“We want to thank you for stepping up and taking the lead on this project.”
Is this a thankful comment or a derogatory comment? Most will hear this type of comment and think Mary was being praised for leading the project. While Mary’s boss probably is thankful for her accepting the responsibility of the project, it appears she wasn’t working as hard as she should have been before taking on the additional responsibility.
How do I derive that thought? Let’s look at where the term “stepping up” seems to have originated.
“Stepping up” is a sports term representing a baseball player stepping up to the plate to take an at bat. It’s called “stepping up” because the player is coming from the dugout or on deck circle. The player wasn’t yet at the plate so he “steps up” to get there.
This is the same in business. If an employee “steps up,” this insinuates he or she was not doing in the past what was beneficial. In most cases, the employee was doing what was expected but accepted additional or a change in responsibility. A step up was not taken. Instead, it was more of a lateral step to a different or additional responsibility.
Have you ever been thanked for stepping up your game? I have been. And, I took it as a shot in the back rather than a compliment. Yes, I’m different from many because I actually try to figure out what people are saying rather than taking everything at face value. Is that good or bad? I don’t know. That’s up to you.
The point of this article is not to not use the term “stepping up.” Instead, it is more about thinking about what you say or others say to or about you. Worry more about what you say than what others say. You can control what you say. You can’t control what others say.
Another word inappropriately used in many conversations is “actually.”

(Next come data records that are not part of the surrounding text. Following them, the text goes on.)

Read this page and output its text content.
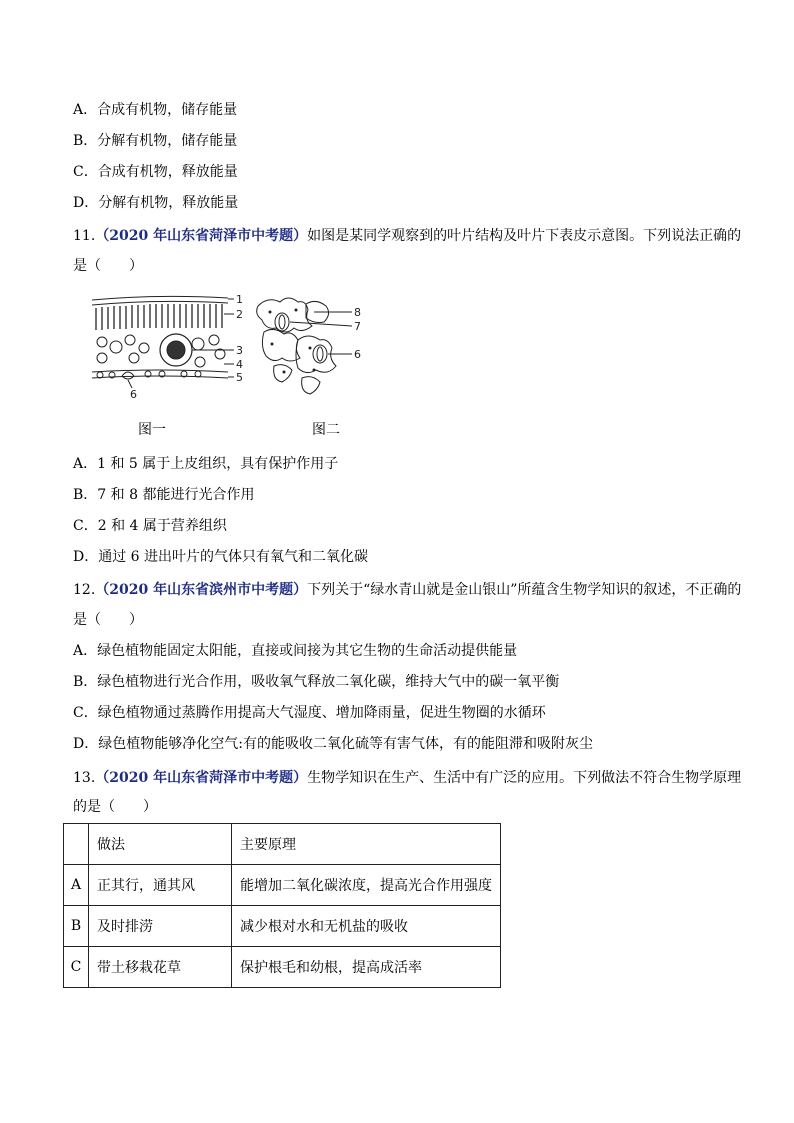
A．合成有机物，储存能量
B．分解有机物，储存能量
C．合成有机物，释放能量
D．分解有机物，释放能量
11.（2020 年山东省菏泽市中考题）如图是某同学观察到的叶片结构及叶片下表皮示意图。下列说法正确的
是（　　）
1
2
3
4
5
6
8
7
6
图一	图二
A．1 和 5 属于上皮组织，具有保护作用子
B．7 和 8 都能进行光合作用
C．2 和 4 属于营养组织
D．通过 6 进出叶片的气体只有氧气和二氧化碳
12.（2020 年山东省滨州市中考题）下列关于“绿水青山就是金山银山”所蕴含生物学知识的叙述，不正确的
是（　　）
A．绿色植物能固定太阳能，直接或间接为其它生物的生命活动提供能量
B．绿色植物进行光合作用，吸收氧气释放二氧化碳，维持大气中的碳一氧平衡
C．绿色植物通过蒸腾作用提高大气湿度、增加降雨量，促进生物圈的水循环
D．绿色植物能够净化空气:有的能吸收二氧化硫等有害气体，有的能阻滞和吸附灰尘
13.（2020 年山东省菏泽市中考题）生物学知识在生产、生活中有广泛的应用。下列做法不符合生物学原理
的是（　　）
	做法	主要原理
A	正其行，通其风	能增加二氧化碳浓度，提高光合作用强度
B	及时排涝	减少根对水和无机盐的吸收
C	带土移栽花草	保护根毛和幼根，提高成活率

“I actually liked that book.”
“Actually, it was a very good experience.”
“I read what you wrote and I actually agree with your thoughts.”
“Actually” in these sentences is interpreted more as a surprise than differentiating between reality and fiction. Have you thought about the use of “actually” before? I heard it used by one person in four straight sentences earlier today. Wow….I was actually surprised.
Studies show the vast majority of communication is nonverbal. Therefore, the words we choose to say should be chosen intentionally. If we use words in inappropriate ways, the nonverbal cues will take on even more weight.
As more and more communication is in written or auditory form instead of in person, nonverbal cues cannot be used to interpret the meaning of those words. Therefore, we need to be intentional about the words we use to communicate. Will you join me in improving communication?